Tuesday, July 13, 2010

Decisions


In my last blog post I talked about writing and making the decision to put real effort into it, or whether to dedicate my time to other aspects of my life. A day or two after I wrote about it, I was still thinking about it, trying to decide what felt right in my heart. I was really torn, because right now, I don't have a lot of extra time to spend doing something which ultimately is unproductive.

So, the story continues as I sat at the mall on a day that was too hot for my children to play outside. They were playing in the kid area, making friends and burning off some energy, and I browsed through the e-reader app on my phone.

I was not looking for anything about publishing, but came across a popular e-book that discussed how to publish your own e-book. This piqued my interest, as my brother has been discussing his desire for an e-reader, and the popularity of these devices certainly have gone up since the iPad and Nook came on the market. Personally, I love the feel of an actual book in my hand, but I know our culture is a big fan of convenience as well as tech gadgets.
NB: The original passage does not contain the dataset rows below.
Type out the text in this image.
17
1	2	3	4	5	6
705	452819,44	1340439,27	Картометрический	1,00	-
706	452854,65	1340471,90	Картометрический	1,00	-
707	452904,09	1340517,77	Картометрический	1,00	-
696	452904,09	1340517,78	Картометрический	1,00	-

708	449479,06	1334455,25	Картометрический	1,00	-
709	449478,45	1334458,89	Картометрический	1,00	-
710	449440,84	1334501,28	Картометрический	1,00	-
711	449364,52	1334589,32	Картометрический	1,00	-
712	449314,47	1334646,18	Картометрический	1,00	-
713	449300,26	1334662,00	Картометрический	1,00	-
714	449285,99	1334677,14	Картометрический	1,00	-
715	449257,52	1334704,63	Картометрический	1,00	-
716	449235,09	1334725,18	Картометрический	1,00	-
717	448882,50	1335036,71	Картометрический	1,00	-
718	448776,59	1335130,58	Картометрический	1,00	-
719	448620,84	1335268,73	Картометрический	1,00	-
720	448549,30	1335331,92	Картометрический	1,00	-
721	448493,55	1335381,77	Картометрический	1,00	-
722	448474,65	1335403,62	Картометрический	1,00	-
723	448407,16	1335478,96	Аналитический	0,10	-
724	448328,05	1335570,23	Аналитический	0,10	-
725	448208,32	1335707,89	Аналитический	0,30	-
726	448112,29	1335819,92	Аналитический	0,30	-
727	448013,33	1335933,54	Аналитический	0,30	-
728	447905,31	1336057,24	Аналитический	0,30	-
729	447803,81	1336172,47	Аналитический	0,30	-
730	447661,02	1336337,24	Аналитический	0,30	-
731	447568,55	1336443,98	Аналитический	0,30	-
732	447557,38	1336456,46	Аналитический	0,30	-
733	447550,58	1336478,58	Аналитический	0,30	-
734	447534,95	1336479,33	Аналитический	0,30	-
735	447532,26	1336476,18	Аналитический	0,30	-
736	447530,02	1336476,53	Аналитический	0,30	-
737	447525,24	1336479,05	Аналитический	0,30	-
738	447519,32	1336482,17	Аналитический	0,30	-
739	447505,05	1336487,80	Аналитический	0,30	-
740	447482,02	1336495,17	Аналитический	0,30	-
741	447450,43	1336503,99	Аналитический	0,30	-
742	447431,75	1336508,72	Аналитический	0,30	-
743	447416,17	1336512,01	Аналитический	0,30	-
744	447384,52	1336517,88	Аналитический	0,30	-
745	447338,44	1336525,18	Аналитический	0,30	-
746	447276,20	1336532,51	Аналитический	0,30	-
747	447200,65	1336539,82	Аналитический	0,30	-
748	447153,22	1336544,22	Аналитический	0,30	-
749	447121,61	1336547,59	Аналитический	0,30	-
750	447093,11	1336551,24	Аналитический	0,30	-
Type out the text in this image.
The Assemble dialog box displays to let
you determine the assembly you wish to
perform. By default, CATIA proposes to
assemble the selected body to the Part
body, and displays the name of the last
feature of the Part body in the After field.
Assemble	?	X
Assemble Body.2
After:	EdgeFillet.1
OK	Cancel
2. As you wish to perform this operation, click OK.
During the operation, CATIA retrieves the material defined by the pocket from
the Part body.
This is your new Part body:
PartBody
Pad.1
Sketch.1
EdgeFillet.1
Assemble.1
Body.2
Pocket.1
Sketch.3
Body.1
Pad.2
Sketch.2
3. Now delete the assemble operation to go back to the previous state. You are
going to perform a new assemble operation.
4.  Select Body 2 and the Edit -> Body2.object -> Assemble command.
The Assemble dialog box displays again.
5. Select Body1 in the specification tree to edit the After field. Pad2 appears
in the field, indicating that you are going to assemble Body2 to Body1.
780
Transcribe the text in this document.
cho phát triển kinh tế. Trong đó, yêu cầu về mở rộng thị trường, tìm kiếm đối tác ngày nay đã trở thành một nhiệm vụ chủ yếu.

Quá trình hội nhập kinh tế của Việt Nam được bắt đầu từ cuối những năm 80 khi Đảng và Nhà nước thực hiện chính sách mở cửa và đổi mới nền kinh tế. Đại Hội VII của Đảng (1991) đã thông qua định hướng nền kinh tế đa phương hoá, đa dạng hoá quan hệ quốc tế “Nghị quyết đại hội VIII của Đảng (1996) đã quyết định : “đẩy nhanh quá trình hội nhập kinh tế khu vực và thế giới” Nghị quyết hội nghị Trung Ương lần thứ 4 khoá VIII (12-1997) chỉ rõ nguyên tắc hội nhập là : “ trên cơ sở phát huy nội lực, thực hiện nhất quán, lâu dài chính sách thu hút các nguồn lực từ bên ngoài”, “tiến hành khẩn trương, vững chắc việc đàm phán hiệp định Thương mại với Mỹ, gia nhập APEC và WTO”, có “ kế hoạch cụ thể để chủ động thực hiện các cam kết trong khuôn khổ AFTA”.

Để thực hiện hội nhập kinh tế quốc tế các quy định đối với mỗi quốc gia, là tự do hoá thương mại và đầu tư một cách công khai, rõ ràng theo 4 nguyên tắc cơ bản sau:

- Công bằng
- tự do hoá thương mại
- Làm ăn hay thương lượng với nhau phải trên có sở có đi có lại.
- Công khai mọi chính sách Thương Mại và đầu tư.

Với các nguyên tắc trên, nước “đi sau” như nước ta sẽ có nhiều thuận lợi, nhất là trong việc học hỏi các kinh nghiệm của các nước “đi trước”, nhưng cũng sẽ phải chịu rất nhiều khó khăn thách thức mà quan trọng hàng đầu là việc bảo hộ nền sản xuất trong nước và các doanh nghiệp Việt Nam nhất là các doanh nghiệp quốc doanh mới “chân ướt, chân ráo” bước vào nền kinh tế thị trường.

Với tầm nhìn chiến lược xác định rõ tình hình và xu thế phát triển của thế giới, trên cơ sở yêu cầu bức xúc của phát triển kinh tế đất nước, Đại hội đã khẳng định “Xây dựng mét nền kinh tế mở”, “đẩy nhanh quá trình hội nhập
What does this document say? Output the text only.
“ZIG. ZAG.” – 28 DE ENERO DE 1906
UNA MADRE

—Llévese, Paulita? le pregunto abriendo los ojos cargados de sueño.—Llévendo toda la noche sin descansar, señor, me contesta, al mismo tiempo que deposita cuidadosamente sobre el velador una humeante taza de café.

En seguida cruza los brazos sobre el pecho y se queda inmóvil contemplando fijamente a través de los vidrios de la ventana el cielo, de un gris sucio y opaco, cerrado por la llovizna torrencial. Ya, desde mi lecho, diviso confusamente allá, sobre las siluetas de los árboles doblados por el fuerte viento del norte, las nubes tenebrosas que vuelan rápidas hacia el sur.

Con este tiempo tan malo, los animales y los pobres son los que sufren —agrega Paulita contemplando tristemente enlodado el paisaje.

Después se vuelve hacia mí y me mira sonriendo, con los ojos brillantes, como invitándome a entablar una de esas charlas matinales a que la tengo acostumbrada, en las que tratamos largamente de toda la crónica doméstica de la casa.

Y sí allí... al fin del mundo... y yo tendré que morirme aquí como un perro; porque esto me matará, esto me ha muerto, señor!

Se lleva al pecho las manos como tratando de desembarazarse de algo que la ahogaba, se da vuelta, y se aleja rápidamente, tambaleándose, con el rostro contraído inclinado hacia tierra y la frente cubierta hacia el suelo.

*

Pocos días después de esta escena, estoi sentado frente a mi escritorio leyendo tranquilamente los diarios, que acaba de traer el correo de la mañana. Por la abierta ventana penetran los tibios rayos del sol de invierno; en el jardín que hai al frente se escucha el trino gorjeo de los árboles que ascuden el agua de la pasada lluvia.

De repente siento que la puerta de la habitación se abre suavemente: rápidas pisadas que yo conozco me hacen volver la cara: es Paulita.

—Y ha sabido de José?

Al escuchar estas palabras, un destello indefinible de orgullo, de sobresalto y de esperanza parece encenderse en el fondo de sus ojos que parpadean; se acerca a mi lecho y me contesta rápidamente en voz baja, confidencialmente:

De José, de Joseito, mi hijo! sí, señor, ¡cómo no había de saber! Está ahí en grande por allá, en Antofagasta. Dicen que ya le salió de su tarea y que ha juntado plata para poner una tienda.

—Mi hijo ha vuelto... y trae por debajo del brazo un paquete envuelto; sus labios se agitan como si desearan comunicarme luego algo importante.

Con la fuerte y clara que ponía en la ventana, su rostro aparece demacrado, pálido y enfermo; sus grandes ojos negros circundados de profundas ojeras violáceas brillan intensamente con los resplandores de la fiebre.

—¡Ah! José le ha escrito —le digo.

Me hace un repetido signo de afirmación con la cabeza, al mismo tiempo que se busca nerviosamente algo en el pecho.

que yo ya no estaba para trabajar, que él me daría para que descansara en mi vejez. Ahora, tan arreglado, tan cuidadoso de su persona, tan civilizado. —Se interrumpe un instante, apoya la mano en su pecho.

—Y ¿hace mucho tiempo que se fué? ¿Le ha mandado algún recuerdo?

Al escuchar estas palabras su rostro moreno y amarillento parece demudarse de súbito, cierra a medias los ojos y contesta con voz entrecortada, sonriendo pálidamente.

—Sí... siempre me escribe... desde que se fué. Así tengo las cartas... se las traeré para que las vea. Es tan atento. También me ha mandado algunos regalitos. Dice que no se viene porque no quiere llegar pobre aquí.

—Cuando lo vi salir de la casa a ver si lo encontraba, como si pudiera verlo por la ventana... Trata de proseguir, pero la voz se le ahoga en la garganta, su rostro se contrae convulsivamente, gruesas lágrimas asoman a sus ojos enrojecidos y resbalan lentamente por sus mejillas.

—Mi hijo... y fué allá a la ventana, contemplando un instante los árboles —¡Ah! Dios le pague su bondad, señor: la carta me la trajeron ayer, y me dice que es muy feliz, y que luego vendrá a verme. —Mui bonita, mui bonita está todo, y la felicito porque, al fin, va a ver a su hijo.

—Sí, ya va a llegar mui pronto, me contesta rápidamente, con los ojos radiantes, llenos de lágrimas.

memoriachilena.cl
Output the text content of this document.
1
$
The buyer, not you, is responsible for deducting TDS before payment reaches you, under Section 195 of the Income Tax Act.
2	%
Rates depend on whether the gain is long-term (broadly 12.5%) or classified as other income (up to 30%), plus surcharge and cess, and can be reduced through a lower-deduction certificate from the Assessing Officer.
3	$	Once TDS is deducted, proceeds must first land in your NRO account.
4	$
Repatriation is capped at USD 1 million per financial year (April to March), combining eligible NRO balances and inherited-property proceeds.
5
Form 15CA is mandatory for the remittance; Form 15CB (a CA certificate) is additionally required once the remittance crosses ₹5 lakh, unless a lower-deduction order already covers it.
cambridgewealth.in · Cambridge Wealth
As I browsed through this e-book, I realized it was something I could do, and was perhaps the answer to the questions I'd been asking myself since my last blog.

So, in accordance with my personality, I typically think about decisions quite a lot before I'm ready to commit to a definitive answer. This can be a positive thing, but it can bite me right in the ass at times. The good thing is that when I do make a decision, I know I've considered it from all angles and when that decision is made, I have a lot of peace and confidence in it. The downfall is that sometimes I get so caught up in the pros and cons and what-ifs and maybes that I never feel comfortable making a decision.

This time, I was able to make a decision and put it into action right away. I had the idea, and I had the resolve. So I set my fingers to the keyboard and I wrote a novel. I spent about nine days actually working on it, and in the interest of not letting anxiety get the best of me, I have published it and it is available online already. It is currently available in only the one venue, but will soon be available on other online retail markets, including Barnes & Noble and at Apple.